Why the SX-70 Monoprints of Flowers?

by Harold Joe Waldrum
1994
Ando En Cueros
Chinaberry Press in Bosque, New Mexico

My Polaroid habit was costing me a hundred dollars a day back when I couldn't kick it.

There was always something new to discover about Dr. Land's greatest technical achievement, the SX-70 camera and his film. (See article in Fortune, January 1974)

In my apartment in New York City, I discovered two things. First, by altering the color behind the flower I was shooting, I could change the colors of the petals without changing the flower. I guessed that when light reflects, it reflects at different wave lengths (based on the color of reflecting surface); thus altering the hue of the reflecting surface will produce a tertiary hue unlike the actual hue of the flower. The tertiary hues appear to be based on the amount of time the three sensitized silver halide crystals (red, blue and green) are allowed to react to the different hued reflecting surfaces.

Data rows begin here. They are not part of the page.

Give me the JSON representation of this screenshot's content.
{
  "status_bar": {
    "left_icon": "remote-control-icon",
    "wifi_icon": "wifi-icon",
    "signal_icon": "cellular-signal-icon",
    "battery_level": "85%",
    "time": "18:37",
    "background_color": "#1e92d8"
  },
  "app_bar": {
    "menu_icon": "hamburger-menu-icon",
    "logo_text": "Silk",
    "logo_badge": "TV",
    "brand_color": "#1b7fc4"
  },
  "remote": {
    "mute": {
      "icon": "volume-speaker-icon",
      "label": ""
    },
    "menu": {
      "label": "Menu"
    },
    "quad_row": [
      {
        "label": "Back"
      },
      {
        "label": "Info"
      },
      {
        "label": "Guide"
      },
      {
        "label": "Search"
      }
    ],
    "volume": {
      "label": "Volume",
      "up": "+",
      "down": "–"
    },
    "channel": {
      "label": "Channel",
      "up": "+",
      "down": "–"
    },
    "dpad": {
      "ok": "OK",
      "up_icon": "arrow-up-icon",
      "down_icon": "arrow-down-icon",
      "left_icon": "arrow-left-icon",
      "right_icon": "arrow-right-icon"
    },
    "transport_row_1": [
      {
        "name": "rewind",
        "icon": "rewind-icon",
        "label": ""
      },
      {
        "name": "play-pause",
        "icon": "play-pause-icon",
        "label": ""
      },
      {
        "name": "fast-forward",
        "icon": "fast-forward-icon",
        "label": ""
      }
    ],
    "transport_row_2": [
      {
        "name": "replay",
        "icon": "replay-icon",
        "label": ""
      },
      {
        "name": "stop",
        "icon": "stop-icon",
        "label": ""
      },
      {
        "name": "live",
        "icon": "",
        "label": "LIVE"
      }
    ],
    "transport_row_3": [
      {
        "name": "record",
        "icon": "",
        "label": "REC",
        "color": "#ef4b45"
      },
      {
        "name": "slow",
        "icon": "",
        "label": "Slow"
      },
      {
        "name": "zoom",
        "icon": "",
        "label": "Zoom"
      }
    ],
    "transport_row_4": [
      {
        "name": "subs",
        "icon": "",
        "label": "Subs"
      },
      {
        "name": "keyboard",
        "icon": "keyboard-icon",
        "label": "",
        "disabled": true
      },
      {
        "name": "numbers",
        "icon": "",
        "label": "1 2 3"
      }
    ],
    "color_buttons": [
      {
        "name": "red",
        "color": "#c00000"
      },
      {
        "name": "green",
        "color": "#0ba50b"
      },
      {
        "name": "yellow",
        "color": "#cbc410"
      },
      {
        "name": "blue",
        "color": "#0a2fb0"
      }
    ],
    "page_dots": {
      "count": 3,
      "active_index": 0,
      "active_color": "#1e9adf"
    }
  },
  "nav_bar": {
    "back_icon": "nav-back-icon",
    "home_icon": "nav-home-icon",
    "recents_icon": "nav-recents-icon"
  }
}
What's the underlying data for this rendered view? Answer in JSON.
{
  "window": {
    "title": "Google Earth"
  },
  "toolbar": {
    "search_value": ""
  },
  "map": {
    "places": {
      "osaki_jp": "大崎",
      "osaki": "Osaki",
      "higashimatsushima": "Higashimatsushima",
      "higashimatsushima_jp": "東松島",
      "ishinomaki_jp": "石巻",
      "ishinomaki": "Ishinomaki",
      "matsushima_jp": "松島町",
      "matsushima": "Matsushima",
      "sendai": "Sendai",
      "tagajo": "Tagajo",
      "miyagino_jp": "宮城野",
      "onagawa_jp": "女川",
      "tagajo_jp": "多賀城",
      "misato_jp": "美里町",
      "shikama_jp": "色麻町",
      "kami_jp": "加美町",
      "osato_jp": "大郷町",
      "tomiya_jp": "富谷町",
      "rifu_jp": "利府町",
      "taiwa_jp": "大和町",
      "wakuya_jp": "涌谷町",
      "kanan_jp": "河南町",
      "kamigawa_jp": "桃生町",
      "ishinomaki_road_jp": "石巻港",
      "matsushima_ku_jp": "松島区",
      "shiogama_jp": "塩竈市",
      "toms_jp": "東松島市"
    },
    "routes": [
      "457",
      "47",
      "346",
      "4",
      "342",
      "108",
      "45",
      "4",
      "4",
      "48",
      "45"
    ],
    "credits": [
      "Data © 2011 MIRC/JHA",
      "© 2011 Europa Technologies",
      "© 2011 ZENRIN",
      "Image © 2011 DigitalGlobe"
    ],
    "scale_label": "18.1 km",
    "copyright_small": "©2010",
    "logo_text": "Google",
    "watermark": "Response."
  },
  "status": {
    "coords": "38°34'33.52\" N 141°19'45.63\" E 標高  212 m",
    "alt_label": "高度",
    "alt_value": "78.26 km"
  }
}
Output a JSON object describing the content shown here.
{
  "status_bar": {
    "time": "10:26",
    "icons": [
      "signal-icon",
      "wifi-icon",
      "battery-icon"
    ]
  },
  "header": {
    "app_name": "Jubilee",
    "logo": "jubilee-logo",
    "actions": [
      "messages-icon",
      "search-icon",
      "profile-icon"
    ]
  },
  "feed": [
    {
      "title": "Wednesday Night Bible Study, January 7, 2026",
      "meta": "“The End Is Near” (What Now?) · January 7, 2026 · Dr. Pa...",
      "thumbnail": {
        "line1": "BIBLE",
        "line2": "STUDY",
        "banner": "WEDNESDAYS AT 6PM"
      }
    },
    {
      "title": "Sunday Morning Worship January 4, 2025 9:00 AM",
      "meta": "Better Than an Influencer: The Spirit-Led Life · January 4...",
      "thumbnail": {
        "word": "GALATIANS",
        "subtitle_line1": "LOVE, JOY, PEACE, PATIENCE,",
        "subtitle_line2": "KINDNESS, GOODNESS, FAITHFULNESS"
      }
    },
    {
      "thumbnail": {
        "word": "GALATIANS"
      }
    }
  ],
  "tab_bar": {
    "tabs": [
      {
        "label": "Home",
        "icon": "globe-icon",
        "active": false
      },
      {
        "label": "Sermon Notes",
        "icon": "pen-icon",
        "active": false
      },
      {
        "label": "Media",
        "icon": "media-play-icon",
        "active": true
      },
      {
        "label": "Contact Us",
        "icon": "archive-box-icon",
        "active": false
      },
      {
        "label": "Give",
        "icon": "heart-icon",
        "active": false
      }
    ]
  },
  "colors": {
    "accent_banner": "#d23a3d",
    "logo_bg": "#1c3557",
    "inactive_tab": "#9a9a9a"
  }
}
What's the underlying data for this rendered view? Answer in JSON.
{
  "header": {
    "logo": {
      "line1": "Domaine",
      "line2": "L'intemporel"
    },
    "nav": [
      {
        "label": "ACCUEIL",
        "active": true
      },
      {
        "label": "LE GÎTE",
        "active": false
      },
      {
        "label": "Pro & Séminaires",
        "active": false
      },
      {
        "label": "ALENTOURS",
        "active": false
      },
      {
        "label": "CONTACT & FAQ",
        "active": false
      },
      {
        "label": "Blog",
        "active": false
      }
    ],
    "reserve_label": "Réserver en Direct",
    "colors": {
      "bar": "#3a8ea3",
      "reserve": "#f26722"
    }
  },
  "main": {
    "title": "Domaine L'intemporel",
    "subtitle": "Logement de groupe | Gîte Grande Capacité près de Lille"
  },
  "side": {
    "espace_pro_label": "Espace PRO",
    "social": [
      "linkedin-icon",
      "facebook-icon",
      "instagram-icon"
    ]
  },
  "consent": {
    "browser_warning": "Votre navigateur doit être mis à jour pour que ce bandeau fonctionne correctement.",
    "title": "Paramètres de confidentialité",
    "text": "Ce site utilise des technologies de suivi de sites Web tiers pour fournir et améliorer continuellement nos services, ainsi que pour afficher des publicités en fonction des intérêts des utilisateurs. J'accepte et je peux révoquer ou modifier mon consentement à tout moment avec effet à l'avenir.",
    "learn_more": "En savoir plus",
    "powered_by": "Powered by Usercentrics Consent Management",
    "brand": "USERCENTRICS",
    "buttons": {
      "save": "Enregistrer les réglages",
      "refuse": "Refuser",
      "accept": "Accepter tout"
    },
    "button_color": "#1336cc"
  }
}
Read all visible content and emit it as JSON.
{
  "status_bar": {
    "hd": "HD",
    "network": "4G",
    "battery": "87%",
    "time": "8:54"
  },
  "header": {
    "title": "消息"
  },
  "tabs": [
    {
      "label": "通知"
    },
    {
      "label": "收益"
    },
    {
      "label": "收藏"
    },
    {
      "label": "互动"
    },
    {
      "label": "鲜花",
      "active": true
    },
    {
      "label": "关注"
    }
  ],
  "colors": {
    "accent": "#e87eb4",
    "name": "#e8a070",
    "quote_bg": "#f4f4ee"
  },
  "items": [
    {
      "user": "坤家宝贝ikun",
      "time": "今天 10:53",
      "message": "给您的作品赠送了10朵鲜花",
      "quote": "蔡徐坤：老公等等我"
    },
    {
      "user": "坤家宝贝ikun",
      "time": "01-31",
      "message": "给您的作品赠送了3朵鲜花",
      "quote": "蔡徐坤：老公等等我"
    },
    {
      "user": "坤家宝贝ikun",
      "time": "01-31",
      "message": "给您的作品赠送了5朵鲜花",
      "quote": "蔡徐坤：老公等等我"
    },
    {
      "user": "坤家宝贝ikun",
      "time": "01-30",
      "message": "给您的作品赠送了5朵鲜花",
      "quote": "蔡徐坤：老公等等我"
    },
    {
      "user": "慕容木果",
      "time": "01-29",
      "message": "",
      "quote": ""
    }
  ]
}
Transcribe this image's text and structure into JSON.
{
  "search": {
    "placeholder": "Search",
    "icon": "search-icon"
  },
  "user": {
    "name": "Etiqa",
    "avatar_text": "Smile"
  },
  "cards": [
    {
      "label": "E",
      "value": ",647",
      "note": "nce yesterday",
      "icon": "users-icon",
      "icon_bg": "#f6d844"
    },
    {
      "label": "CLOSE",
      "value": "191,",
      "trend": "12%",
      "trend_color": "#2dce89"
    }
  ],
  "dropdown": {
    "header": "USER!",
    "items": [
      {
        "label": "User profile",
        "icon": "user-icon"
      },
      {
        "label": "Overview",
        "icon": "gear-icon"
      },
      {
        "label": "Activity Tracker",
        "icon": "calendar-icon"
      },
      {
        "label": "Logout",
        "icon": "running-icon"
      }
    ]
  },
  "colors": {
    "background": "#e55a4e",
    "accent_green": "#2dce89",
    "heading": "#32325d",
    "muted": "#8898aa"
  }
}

Second, to escape altering the hue I would hang a white cloth in the window and place a flower on the window sill in front of the cloth. The initial intent of the cloth was to remove the building from my final image, but the cloth stumbled me onto a new concept of scattered light. When I shot a flower against the white cloth, it would leave a black silhouette of the subject flower. But by holding my finger over the light meter, the meter would give the camera a false reading, and the lens would remain open long enough to allow the ambient light to drift around and expose the most delicate of true and actual details. It was like playing a violin and required a lot of practice. Through the view-finder I could see particles in the air reflecting light which gave me some idea of when to jerk my finger away to close the lens. These studies led to the “Flowers in the Window” monoprints.